Data show that Holocaust denial is policed more aggressively than other forms of antisemitism, resulting in a removal rate of 36% for English posts but only 10% for messages in Arabic.

“These findings fit with what we’ve learned in studying how social media companies respond to hate speech: platforms will only devote resources to keeping users safe if enough people report problems, which puts Jews at a disadvantage,” said CyberWell CEO Tal-Or Cohen.

CyberWell is the world’s first live database of online antisemitism, using cutting-edge technology to collect digital hate so it can be studied and stopped.

Gidon Lev, a Holocaust survivor who combats antisemitism by sharing his experiences with over 400 thousand followers on Instagram and TikTok, voiced his frustration with content enforcement.

“Social media allows antisemitic hate and Holocaust denial to be shared directly to the people with no check or filter.
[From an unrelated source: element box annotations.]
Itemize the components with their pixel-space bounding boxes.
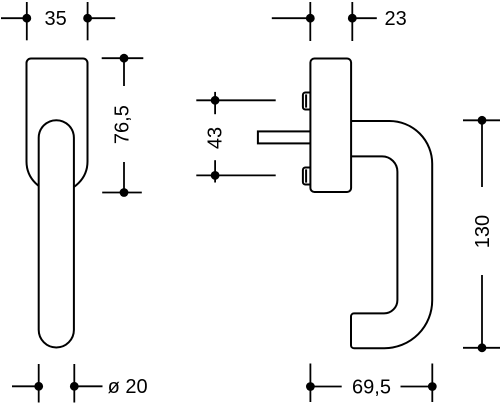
side view upper fixing lug <box>303 93 315 110</box>
dim 43: bottom vertical tick <box>214 160 216 182</box>
dim 35: right extension tick <box>87 2 89 40</box>
dim 69,5: right extension tick <box>431 364 433 403</box>
dim 130: upper stub of dimension line <box>481 120 483 187</box>
side view lower lug inner line <box>305 169 307 182</box>
dim 43: bottom horizontal extension line <box>196 174 275 176</box>
dim 23 right dot <box>348 14 357 23</box>
side view spindle shaft <box>258 131 312 143</box>
svg-text:69,5: 69,5 <box>352 376 391 398</box>
svg-text:76,5: 76,5 <box>112 105 134 144</box>
dim 23 left dot <box>306 14 315 23</box>
side view upper lug inner line <box>305 94 307 107</box>
dim 35: right lead line <box>88 17 116 19</box>
dim 130 top dot <box>478 116 487 125</box>
dim 23: left lead line <box>272 17 311 19</box>
front view grip bar (stadium) <box>39 120 74 347</box>
dim 35 left dot <box>22 14 31 23</box>
dim 43: top vertical tick <box>214 92 216 114</box>
dim o20: right extension tick <box>73 364 75 403</box>
dim o20 left dot <box>34 382 43 391</box>
dim 35: left lead line <box>1 17 27 19</box>
dim 76,5: top tick <box>102 57 144 59</box>
dim 69,5 left dot <box>306 382 315 391</box>
dim 23: right extension tick <box>351 2 353 41</box>
dim 35 right dot <box>83 14 92 23</box>
dim 130: bottom tick <box>463 347 500 349</box>
dim o20: left extension tick <box>38 364 40 403</box>
svg-text:23: 23 <box>384 8 406 30</box>
dim 35: left extension tick <box>26 2 28 40</box>
dim 23: right lead line <box>352 17 377 19</box>
dim 76,5: bottom tick <box>102 192 142 194</box>
dim 43 top dot <box>211 96 220 105</box>
dim 76,5: lower stub of dimension line <box>123 162 125 193</box>
dim 69,5 right dot <box>428 382 437 391</box>
dim 69,5: left extension tick <box>309 364 311 403</box>
svg-text:130: 130 <box>472 215 494 248</box>
side view rosette plate <box>310 59 351 193</box>
dim 76,5 top dot <box>120 54 129 63</box>
dim 43: top horizontal extension line <box>196 99 275 101</box>
side view lower fixing lug <box>303 168 315 185</box>
dim 76,5: upper stub of dimension line <box>123 58 125 86</box>
dim 130: lower stub of dimension line <box>481 275 483 348</box>
front view rosette plate <box>27 59 88 192</box>
dim 76,5 bottom dot <box>120 188 129 197</box>
dim 43 bottom dot <box>211 171 220 180</box>
dim 130: top tick <box>463 119 500 121</box>
dim 69,5: right inner segment <box>401 386 433 388</box>
dim 23: left extension tick <box>309 2 311 41</box>
svg-text:43: 43 <box>204 127 226 149</box>
dim 130 bottom dot <box>478 343 487 352</box>
dim o20: left lead line <box>12 385 39 387</box>
dim 69,5: left inner segment <box>310 386 341 388</box>
dim o20: right lead line <box>74 385 102 387</box>
dim o20 right dot <box>70 382 79 391</box>
svg-text:ø 20: ø 20 <box>108 376 148 398</box>
side view handle (J profile) <box>351 121 432 348</box>
svg-text:35: 35 <box>44 8 66 30</box>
Given how fast hate can spread online, social media companies have a responsibility to stem the tide,” he said.

The IHRA definition of antisemitism, which CyberWell uses to classify antisemitic content, describes 11 main categories of antisemitism, two of which deal directly with the Holocaust: Denying the fact, scope, mechanisms, or intentionality of the genocide of the Jewish people by the Nazis and its supporters and accomplices during World War II; and accusing the Jews as a people, or Israel as a state, of inventing or exaggerating the Holocaust.

CyberWell’s database shows that similar posts questioning or denying the Holocaust are removed in English but remain online in Arabic.

“Reprehensible content is reprehensible in all languages,” said Cohen. “Social media platforms’ overreliance on user reports and underinvestment in combating Jew-hatred online in non-English languages has allowed blatant hate to proliferate in Arabic; by alerting them to these data insights, we hope to direct their attention toward fixing the problem.”